13 February 2009

We don't need your education

I'm not a breeder; I'm the "cool aunt." Well, I think I'm cool - I still roughhouse with the nieces & nephews, I'm tattooed, and I'm the one who got first-born nephew, at age two, to say, "Piss off, mommy!" His mommy, referred to here as "Sister Christian" has four boys and one girl, ranging from 1 to 17 years. My other sis', "Sister Hippy" has a pre-teen daughter, Hippy Jr. This brief background to explain how I learned of "All Things Girl," a workbook series for "tweens" and their moms, written by some probably very nice Catholic ladies who are into fashion, media, and indoctrinating the next generation. They also have a companion book for boys, "All Things Guy." Sister Christian tho't Hippy Jr. would like "All Things Girl," and Sister Hippy forwarded the link to me.

There are so many things I could point to and laugh in the series, it would take me longer than I want to spend on this, plus I'm typing on the non-ergo keyboard, don't have the wrists or patience to do a complete examination. But I did take screen shots to aid in the "Girls" vs "Guys" comparison.

The titles in the "All Things Girls" series include "Friends, Boys and Getting Along", "Mirror, Mirror, on the Wall, What is Beauty After All?" "Girls Rock", "Mind Your Manners", and "Modern and Modest." The single boys' title they have so far is "All Things Guy, A Guide to Becoming a Man that Matters". Do you see where I might be going with this?

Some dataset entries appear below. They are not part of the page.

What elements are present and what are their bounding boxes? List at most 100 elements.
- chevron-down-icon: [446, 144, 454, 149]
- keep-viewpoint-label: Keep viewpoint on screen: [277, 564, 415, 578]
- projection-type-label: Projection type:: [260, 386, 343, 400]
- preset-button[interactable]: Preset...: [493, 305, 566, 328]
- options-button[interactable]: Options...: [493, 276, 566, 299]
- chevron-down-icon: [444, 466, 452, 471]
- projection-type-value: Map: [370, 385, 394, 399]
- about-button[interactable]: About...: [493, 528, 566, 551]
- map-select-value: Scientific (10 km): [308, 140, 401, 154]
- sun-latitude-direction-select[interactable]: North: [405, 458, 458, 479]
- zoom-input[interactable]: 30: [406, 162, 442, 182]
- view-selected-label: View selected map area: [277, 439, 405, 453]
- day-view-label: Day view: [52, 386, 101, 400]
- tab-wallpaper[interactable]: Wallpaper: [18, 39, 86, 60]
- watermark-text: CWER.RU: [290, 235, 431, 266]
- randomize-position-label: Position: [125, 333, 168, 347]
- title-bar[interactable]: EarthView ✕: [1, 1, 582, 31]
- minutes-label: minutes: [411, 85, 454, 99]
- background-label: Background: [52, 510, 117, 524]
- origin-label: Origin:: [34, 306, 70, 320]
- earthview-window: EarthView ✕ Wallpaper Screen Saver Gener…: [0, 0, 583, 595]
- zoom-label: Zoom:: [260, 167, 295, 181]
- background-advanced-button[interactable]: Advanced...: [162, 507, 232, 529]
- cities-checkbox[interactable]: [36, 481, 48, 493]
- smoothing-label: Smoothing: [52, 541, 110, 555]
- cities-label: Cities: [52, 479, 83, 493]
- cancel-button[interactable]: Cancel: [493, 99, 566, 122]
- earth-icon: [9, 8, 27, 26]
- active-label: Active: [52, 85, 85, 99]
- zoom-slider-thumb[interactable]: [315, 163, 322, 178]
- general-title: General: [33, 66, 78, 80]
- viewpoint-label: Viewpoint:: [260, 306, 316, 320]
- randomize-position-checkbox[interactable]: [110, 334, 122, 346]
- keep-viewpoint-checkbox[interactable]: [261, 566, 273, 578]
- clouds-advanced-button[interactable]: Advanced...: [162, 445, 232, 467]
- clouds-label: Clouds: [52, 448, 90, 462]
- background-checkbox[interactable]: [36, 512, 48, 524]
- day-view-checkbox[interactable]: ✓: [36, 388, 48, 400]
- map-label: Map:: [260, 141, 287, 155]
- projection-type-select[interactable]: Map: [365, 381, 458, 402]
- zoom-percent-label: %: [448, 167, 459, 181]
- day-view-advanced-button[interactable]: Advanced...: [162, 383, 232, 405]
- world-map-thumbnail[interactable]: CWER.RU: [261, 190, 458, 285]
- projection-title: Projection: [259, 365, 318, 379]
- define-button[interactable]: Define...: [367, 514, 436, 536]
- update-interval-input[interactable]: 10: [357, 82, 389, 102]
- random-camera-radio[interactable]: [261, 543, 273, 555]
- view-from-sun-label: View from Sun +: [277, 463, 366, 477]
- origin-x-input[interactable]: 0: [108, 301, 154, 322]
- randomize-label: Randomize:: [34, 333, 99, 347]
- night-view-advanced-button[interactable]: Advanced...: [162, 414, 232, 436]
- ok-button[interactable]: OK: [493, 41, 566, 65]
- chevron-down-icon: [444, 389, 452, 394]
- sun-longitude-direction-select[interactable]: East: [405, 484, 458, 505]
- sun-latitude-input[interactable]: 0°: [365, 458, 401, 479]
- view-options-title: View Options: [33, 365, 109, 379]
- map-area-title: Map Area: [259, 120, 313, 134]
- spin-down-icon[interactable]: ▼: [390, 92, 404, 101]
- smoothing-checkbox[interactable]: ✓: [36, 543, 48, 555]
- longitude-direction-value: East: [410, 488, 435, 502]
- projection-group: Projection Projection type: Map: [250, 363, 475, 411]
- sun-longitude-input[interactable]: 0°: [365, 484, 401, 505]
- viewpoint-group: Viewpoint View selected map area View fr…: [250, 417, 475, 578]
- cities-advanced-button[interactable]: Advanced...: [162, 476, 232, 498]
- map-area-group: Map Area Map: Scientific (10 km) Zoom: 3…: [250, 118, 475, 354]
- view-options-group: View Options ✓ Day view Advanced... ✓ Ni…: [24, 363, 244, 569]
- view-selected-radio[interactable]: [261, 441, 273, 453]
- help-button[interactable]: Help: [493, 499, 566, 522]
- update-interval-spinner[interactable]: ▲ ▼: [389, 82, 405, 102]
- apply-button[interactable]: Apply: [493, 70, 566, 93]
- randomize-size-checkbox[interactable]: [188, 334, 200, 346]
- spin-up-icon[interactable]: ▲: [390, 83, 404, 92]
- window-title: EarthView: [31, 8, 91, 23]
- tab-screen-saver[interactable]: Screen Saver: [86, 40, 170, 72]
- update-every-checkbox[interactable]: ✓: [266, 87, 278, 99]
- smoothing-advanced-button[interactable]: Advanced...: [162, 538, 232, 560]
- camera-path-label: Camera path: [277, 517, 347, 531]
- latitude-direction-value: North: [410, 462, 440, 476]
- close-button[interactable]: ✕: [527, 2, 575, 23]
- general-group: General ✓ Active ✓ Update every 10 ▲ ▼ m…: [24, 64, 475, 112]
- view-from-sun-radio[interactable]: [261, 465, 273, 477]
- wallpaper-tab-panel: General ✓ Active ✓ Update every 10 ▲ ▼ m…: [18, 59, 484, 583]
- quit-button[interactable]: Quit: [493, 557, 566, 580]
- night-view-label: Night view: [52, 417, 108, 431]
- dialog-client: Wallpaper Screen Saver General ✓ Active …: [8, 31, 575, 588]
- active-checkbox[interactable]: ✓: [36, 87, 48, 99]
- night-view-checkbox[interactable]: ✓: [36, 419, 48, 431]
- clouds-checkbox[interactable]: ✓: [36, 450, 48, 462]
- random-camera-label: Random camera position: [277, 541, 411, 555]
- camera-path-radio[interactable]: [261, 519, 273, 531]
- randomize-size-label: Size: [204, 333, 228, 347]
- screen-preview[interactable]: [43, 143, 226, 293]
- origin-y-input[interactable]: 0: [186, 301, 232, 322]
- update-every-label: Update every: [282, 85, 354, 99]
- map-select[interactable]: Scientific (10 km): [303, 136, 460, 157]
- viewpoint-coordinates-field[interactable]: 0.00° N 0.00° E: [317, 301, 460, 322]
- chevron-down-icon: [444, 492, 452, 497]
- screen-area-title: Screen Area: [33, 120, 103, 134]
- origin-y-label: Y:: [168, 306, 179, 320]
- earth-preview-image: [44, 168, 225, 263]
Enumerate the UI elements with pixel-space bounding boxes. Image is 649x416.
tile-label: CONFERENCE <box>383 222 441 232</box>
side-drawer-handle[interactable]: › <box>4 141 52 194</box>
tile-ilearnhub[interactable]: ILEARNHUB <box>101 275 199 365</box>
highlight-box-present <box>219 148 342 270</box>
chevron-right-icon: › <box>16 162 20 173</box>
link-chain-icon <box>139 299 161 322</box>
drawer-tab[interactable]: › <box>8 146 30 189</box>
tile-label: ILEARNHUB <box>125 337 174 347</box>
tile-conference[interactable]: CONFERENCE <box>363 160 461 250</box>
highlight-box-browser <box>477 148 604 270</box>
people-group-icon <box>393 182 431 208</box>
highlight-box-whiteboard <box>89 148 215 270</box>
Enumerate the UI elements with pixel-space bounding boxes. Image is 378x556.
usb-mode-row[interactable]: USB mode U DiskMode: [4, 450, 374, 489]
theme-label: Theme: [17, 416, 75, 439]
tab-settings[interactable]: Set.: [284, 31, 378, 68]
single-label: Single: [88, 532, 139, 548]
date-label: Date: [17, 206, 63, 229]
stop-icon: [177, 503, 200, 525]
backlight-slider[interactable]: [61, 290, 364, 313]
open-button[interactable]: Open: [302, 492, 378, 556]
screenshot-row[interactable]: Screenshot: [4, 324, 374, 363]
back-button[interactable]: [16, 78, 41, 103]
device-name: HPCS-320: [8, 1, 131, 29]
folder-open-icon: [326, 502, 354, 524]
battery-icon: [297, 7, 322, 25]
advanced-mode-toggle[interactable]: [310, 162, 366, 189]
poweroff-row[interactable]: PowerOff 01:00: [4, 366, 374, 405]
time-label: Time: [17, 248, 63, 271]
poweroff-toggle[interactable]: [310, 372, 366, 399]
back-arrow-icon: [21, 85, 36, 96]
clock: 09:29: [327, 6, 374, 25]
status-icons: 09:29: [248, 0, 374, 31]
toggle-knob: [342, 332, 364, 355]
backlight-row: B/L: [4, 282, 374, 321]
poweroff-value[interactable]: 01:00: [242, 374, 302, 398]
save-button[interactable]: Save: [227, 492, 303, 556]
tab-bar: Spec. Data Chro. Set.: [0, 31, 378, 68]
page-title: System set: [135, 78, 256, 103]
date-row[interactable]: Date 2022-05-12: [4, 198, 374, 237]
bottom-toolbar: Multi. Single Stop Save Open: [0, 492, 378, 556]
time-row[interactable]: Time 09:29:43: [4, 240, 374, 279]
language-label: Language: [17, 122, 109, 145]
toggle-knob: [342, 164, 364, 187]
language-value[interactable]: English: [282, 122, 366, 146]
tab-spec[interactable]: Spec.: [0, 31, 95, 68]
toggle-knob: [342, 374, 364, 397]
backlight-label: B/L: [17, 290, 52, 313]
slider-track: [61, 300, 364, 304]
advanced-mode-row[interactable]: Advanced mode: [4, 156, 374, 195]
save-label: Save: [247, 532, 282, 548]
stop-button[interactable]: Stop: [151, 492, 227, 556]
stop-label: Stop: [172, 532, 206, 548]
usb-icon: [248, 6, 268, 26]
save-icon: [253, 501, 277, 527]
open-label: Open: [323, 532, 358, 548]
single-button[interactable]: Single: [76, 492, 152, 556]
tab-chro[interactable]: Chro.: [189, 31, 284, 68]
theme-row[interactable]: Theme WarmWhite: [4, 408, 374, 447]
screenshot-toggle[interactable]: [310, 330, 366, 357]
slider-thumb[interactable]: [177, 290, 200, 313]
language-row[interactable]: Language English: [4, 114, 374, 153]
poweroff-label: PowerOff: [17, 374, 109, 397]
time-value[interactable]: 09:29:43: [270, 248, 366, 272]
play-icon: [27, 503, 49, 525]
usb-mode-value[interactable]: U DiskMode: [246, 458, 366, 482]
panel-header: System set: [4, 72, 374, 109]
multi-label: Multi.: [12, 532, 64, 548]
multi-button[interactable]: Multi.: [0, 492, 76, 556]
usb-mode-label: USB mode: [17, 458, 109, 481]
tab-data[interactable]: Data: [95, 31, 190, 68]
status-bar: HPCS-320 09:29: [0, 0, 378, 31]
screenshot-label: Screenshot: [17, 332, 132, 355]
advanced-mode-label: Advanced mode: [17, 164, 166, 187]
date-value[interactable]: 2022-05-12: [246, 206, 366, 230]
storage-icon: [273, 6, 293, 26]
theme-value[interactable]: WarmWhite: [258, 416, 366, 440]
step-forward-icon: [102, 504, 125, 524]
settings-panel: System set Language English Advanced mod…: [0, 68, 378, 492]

The good stuff is in the book descriptions. Each book in the girls' series has (from the website):
  • An Introduction to the Dignity of the Person
  • A Media Chapter by Catholic Author and Media Specialist, Teresa Tomeo
  • A Virtue Expanded and Explained with Practical tips on how to Live it
  • A Plan of Life to help Girls Incorporate Prayer into their Daily Lives
  • An Examination of Conscience unique to the Virtue in the book
  • A Saint Story called “A Girl Like Me”
  • Quizzes, Games, Recipes, Crafts
The "Girls" description:


Beauty, prayer, craft projects, virtue. That's what little girls are made of. Oh, and learning not to be mean to your friends.

And for boys:



This "talks to boys in their own language" about the body, prayer, and even "Boys in the Kitchen" - can't tell if that's encouraging them to cook or to clean up after the girls (recipes are featured in the girls' books). As the title says, theirs is a guide to becoming a "man that matters." But "Basic Combat Training" - where does that come into a pre-teen boys life, outside X-box games? How come the girls don't get that? Although I suspect that if they had included such a section for girls, it would have been called "self-defense for virtue maintenance."

So the girls are learning to be beautiful, virtuous, modest, mannerly and faithful... girls. The boys are learning to be MEN, men that MATTER. And possibly cook. AND they get to kick ass.

My parents raised five kids: three girls and two boys; I'm the oldest. As adults, we run the spectrum from atheist (me), to Catholic anarcho-pacifist/anti-nuke activist (middle brother/oldest boy) to S.C. the baby sister. Besides a devout Catholic upbringing, my parents did teach us to be thoughtful, to have and act on our convictions. That foundation led me to conclude their [all] religion was a bunch of crap, while S.C. became a fundamentalist Catholic. Go figure.

Wonder S.C.'s five kids are gonna turn out like. They are really good kids, so far. We'll see what happens when the oldest goes off to college next year. To a "faithful" Catholic school, of course - Notre Dame's not Catholic enough. She's given them the same religious structure we were brought up with, and then some - they're all getting home schooled, whereas we just attended parochial school up to high school.

I have an idea - at least I'm hoping - that S.C.'s only girl will not be all holy sugar-spice niceness. Born smack in the middle of four brothers, she's a toughie in a pink dress and stands up to the boys. She may be a sweet little Catholic girl who loves her girlie clothes and toys, but she can already KICK ASS.

Oh, and in case you're curious about Sister Hippy's reception of this crazy link, I'll quote her:
Think I should write back and say thanks, but no thanks since I just gave the kid a planned parenthood platinum card? ;-)

I love Sister Hippy - she funny, funny, girl.